Symbian has a global 'cleanup stack' that you push and pop things you want cleaned up should an jump happened. This is the manual alternative to the automatic stack unwinding that a C++ compiler does when a C++ exception is thrown.

Symbian had 'trap harnesses' that it would jump out to; these could be nested.

(Symbian more recently reimplemented it in terms of C++ exceptions, but the interface remains unchanged).

All together, I think that proper C++ exceptions are less prone to coding errors and much faster than rolling your own C equivalent.

(Modern C++ compilers are very good at 'zero overhead' exceptions when they are not thrown, for example; longjmp() has to store the state of all the registers and such even when the jump is not later taken, so can fundamentally never be as fast as exceptions.)

Using C++ as a better C, where you only adopt exceptions and RAII, would be a good route should using longjmp() for exception emulation be tempting to you.



回答4:

I have only ever found one use for setjmp()/longjmp() and it wasn't to do with error handling.

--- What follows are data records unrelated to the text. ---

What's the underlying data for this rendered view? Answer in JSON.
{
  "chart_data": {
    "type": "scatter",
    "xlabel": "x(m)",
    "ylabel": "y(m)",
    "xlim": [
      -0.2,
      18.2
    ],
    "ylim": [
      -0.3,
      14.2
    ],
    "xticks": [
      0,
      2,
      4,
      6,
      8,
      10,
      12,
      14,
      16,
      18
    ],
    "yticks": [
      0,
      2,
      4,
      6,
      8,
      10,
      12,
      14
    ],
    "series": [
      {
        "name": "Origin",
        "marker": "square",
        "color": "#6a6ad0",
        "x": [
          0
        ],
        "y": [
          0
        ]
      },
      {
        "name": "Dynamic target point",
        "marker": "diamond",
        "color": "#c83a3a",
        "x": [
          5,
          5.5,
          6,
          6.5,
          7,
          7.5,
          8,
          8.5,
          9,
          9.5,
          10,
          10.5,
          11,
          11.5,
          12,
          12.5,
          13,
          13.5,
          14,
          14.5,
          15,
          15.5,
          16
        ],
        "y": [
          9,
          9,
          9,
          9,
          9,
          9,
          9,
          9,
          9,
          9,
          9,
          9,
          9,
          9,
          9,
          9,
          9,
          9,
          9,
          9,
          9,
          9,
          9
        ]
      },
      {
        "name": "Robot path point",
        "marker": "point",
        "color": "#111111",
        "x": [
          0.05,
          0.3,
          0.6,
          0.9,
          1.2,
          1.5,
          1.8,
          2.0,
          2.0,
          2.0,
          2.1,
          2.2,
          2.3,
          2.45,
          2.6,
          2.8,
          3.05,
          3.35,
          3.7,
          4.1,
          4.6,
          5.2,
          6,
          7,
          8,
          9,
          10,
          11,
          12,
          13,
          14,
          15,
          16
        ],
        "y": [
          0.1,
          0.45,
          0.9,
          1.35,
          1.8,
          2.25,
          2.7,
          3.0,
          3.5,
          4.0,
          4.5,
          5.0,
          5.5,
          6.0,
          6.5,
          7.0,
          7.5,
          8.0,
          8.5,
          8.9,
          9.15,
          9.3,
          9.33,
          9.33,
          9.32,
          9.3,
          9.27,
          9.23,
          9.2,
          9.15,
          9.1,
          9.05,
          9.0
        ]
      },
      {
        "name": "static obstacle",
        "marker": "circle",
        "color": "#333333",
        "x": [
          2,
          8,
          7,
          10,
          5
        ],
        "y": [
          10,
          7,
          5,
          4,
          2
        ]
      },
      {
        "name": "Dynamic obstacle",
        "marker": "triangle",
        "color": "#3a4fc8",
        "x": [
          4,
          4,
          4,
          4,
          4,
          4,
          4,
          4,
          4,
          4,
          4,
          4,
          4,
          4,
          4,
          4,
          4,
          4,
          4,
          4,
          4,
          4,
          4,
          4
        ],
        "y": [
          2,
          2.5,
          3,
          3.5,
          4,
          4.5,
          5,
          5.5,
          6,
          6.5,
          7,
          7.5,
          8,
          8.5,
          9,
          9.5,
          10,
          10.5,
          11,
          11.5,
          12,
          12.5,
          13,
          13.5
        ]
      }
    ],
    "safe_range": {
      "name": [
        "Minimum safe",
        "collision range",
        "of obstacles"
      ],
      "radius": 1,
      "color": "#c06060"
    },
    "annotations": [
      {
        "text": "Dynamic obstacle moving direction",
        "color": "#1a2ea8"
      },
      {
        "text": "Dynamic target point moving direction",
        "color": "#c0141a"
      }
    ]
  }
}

There really is no need to use it for that since it can always be refactored into something easier to follow. The use of setjmp()/longjmp() is very similar to goto in that it can be easily abused. Anything that makes your code less readable is a bad idea in general. Note that I'm not saying they're inherently bad, just that they can lead to bad code easier than the alternatives.

FWIW, the one place they were invaluable was a project I did in the early days of the industry (MS-DOS 6 time frame). I managed to put together a co-operative multi-threading library using Turbo C which used those functions in a yield() function to switch tasks.

I'm pretty certain I haven't touched them (or had the need to) since those days.



回答5:

Exceptions are by far a better general mechanism, but in the deep dark days of C past, I wrote a processor emulator that included a command shell. The shell used to setjmp/longjmp for interrupt handling (ie, the processor is running and the user hits break/ctrl-c, the code traps SIGINT and longjmps back to the shell).



回答6:

I've used setjmp/longjmp reasonably tidily, to escape from within a callback, without having to negotiate my way up through various other library levels.

That case (if I recall correctly) was where a code within a yacc-generated parser could detect a (non-syntactical) problem, and wanted to abandon the parse but give a reasonably useful error report back to the caller on the other side of all the yacc-generated code. Another example was within a callback called from an Expat parser. In each case, there were other ways of doing this, but they seemed more cumbersome and obscure than simply bailing out in this way.

As other answers have pointed out, though, it's necessary to be careful about clean-up, and very thoughtful about making sure that the longjmp code is callable only within the scope of the region dynamically protected by the setjmp.

Doing it in the context of multi-threaded programming? I'm sure that's not impossible, but Oooh: get out your family-pack of aspirin now. It's probably wise to keep the setjmp/longjmp pairs as close together as possible. As long as a matching setjmp/longjmp pair are within the same thread, I expect you'll be OK, but ... be careful out there.